Hunter smiled, “We’ll be fine now, Moira.”
Moira nodded in relief as two constables, on hearing the shouting and commotion, had come running around the side of the factory.
On their arrival, one of the constables took a firm hold of Dr. Hereford’s arm. “We be havin’ this now. Come along, Miss.”
Hunter and Constable Martin turned away, leaving the constables to their work, and slowly made their way back to the others.
“Quite the crew ye got, Captain,” Constable Martin said between waves of pain.
Hunter half-shrugged, both to adjust the constable’s weight as he leaned against him as much as a means of expression. “They are a bit protective from time to time.”
By the time the two men emerged from deep inside the warehouse, Thorias had already carefully moved Detective MacTaggart away from the wagons and had bandaged his wound with scraps of a shirt. Another length of cloth served as an arm sling. The doctor himself was at the wagon, wiping his hands on his waistcoat before examining Lydia’s wounds.
Despite being white as a sheet, the detective looked tired, but alive. The bullet had struck him high in the right arm. Given the way MacTaggart held it, the captain suspected the arm was broken. He was about to ask after MacTaggart’s health, though from the man’s pale complexion, the captain could guess the answer. Instead, Hunter knocked some bent steel fittings with a free hand from a crate for Constable Martin to sit on.
“Rodney, I’ll need your assistance,” Dr. Llwellyn said, looking over, his face suddenly pale and haunted.

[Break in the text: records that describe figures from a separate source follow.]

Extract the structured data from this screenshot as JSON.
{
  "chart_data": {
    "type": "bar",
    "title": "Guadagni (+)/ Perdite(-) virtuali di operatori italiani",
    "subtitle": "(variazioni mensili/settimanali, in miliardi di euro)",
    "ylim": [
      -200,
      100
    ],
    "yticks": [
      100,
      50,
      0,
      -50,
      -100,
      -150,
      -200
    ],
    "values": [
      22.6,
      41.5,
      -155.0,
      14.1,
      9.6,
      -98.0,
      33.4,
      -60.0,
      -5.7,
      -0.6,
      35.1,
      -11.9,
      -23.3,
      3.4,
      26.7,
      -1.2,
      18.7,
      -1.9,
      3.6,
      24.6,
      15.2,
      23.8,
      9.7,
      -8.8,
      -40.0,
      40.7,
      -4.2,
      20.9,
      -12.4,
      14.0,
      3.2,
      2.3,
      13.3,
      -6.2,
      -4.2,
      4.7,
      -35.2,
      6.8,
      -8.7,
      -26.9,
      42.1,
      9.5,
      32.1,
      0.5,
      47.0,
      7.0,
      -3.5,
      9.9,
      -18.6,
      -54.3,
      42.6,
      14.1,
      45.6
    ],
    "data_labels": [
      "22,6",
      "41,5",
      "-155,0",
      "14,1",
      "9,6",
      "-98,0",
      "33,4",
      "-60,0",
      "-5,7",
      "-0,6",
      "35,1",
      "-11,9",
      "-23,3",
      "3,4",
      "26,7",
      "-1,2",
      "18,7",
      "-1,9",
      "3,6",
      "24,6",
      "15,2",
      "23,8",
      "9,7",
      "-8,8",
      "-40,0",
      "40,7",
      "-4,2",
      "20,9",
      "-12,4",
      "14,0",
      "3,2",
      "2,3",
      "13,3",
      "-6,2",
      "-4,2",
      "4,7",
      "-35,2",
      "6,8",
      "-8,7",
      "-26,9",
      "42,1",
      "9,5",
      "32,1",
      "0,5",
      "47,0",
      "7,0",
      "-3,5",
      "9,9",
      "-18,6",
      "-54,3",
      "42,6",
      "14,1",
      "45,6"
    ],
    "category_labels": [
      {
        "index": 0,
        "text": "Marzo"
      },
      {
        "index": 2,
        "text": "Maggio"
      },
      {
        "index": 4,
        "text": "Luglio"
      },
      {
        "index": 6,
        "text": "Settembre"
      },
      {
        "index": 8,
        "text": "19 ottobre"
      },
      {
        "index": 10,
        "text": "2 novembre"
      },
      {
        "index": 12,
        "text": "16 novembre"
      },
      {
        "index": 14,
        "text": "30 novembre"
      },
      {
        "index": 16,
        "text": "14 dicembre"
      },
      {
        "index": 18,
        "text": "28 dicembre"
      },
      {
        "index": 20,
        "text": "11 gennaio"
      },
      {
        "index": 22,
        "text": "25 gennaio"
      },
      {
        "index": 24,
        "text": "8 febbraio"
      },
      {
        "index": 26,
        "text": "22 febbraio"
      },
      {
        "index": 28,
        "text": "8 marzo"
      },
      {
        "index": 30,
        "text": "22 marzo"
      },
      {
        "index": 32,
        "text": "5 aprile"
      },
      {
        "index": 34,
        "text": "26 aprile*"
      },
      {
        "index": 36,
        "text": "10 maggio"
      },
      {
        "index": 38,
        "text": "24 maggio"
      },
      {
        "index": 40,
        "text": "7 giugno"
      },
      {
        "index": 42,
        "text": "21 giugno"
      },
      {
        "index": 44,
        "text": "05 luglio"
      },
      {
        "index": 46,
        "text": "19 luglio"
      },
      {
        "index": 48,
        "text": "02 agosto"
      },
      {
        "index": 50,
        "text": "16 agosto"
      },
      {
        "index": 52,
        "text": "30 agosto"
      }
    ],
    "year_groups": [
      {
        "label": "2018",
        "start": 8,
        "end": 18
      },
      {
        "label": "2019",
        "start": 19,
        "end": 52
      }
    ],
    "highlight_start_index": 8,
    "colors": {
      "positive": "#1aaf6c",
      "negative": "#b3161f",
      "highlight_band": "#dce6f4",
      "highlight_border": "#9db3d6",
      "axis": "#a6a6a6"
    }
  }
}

“Certainly,” Rodney replied. He walked over, then turned pale. “My word … “
Hunter joined Rodney and Thorias. “What is it?” Any further words caught in Anthony’s throat.

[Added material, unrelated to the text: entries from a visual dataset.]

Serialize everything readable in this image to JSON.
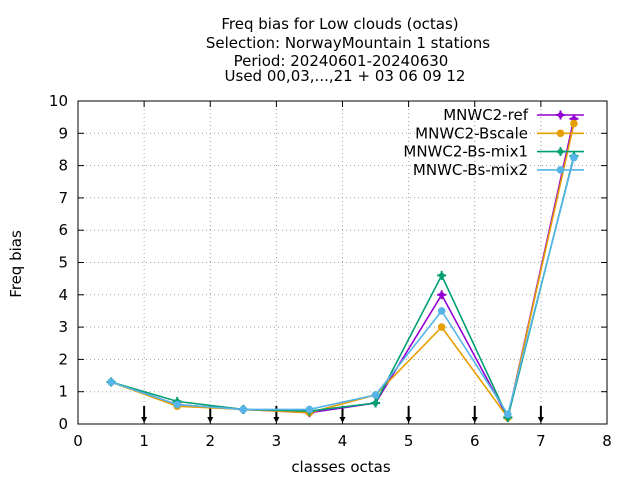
{
  "chart_data": {
    "type": "line",
    "title_lines": [
      "Freq bias  for Low clouds (octas)",
      "Selection: NorwayMountain      1 stations",
      "Period: 20240601-20240630",
      "Used 00,03,...,21 + 03 06 09 12"
    ],
    "xlabel": "classes octas",
    "ylabel": "Freq bias",
    "xlim": [
      0,
      8
    ],
    "ylim": [
      0,
      10
    ],
    "xticks": [
      0,
      1,
      2,
      3,
      4,
      5,
      6,
      7,
      8
    ],
    "yticks": [
      0,
      1,
      2,
      3,
      4,
      5,
      6,
      7,
      8,
      9,
      10
    ],
    "grid": true,
    "legend_position": "top-right",
    "x": [
      0.5,
      1.5,
      2.5,
      3.5,
      4.5,
      5.5,
      6.5,
      7.5
    ],
    "series": [
      {
        "name": "MNWC2-ref",
        "color": "#9400d3",
        "marker": "plus-filled",
        "values": [
          1.3,
          0.6,
          0.45,
          0.35,
          0.65,
          4.0,
          0.2,
          9.45
        ]
      },
      {
        "name": "MNWC2-Bscale",
        "color": "#e69f00",
        "marker": "circle",
        "values": [
          1.3,
          0.55,
          0.45,
          0.35,
          0.9,
          3.0,
          0.2,
          9.3
        ]
      },
      {
        "name": "MNWC2-Bs-mix1",
        "color": "#009e73",
        "marker": "plus-filled",
        "values": [
          1.3,
          0.7,
          0.45,
          0.4,
          0.65,
          4.6,
          0.2,
          8.3
        ]
      },
      {
        "name": "MNWC-Bs-mix2",
        "color": "#56b4e9",
        "marker": "circle",
        "values": [
          1.3,
          0.6,
          0.45,
          0.45,
          0.9,
          3.5,
          0.3,
          8.25
        ]
      }
    ],
    "annotations": {
      "arrow_marker_x": [
        1,
        2,
        3,
        4,
        5,
        6,
        7
      ],
      "arrow_marker_color": "#000000"
    }
  }
}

There on the wagon, Lydia Olivander lay silent, sleeping as if heavily drugged. Her dress was dirty and torn, though her features were mostly unmarred, save for her side and arm. When she had fallen into the wagon, a broken pipe had cut through her arm right to the bone. Several of the gears had cut her dress and her side into a bloody mess.
The cut in her arm had sliced deep. However instead of bone, Hunter saw the glint of metal and wires, and heard the all too familiar click of small gears. He instinctively looked at his clockwork hand.

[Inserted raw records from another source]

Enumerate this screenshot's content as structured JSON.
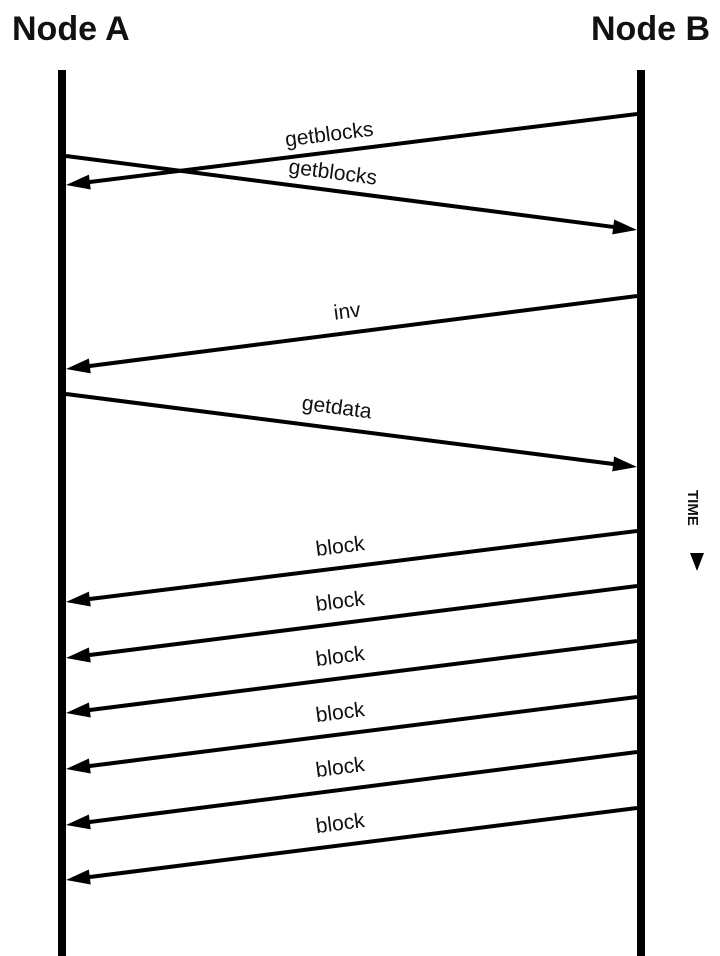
{
  "nodes": {
    "left": "Node A",
    "right": "Node B"
  },
  "time_label": "TIME",
  "messages": [
    {
      "label": "getblocks",
      "from": "Node B",
      "to": "Node A"
    },
    {
      "label": "getblocks",
      "from": "Node A",
      "to": "Node B"
    },
    {
      "label": "inv",
      "from": "Node B",
      "to": "Node A"
    },
    {
      "label": "getdata",
      "from": "Node A",
      "to": "Node B"
    },
    {
      "label": "block",
      "from": "Node B",
      "to": "Node A"
    },
    {
      "label": "block",
      "from": "Node B",
      "to": "Node A"
    },
    {
      "label": "block",
      "from": "Node B",
      "to": "Node A"
    },
    {
      "label": "block",
      "from": "Node B",
      "to": "Node A"
    },
    {
      "label": "block",
      "from": "Node B",
      "to": "Node A"
    },
    {
      "label": "block",
      "from": "Node B",
      "to": "Node A"
    }
  ]
}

Thorias had just removed the older, soiled bandage Lydia claimed had been over a cut she had received at the factory. However, what it covered was not a cut at all, but a neatly measured patch of skin sewn shut in the shape of a square.
“Her arm, is that what I think it is?” The captain asked in amazed horror.
The doctor nodded grimly, ripping away part of his shirt to make a fresh bandage. “It is. I don’t know how far the modifications go, but I’ve already found faint scarring along her entire arm, and one along the top of her shoulder that may run to her chest.”
Thorias wrapped the cloth around the open wound and exposed gears on the woman’s arm. “Given this, I doubt the incisions were from anything being removed.” He gave Hunter a dark look, “I suspect they are from things being replaced. Frankly, I’m stunned she’s alive.”
Tying off the bandage, Dr. Llwellyn tore another bit of his shirt to pat away the blood on her side in order to see how deep the cuts were. “I’ll need someplace clean to work, a hospital or other laboratory.”
He glanced over at Rodney, “I’ll also need your help, lad. I’ve every indication Lydia Olivander may no longer be entirely flesh and bone. She may be something completely new.”
“Certainly, doctor, but … I’m not skilled in medicine,” Rodney stammered.
“Rodney, I’m a doctor, not a mechanic,” Thorias said sternly, “There will be parts here – and I would never have imagined I’d say this – that I’ve never seen before in a body. With Providence as my witness, I’ve no intention of losing a fight against Death over this young lady’s life, understood?”
Rodney nodded, face pale, but determined.
Thorias patted the young man on the shoulder. “Good man. Now let’s get to work.”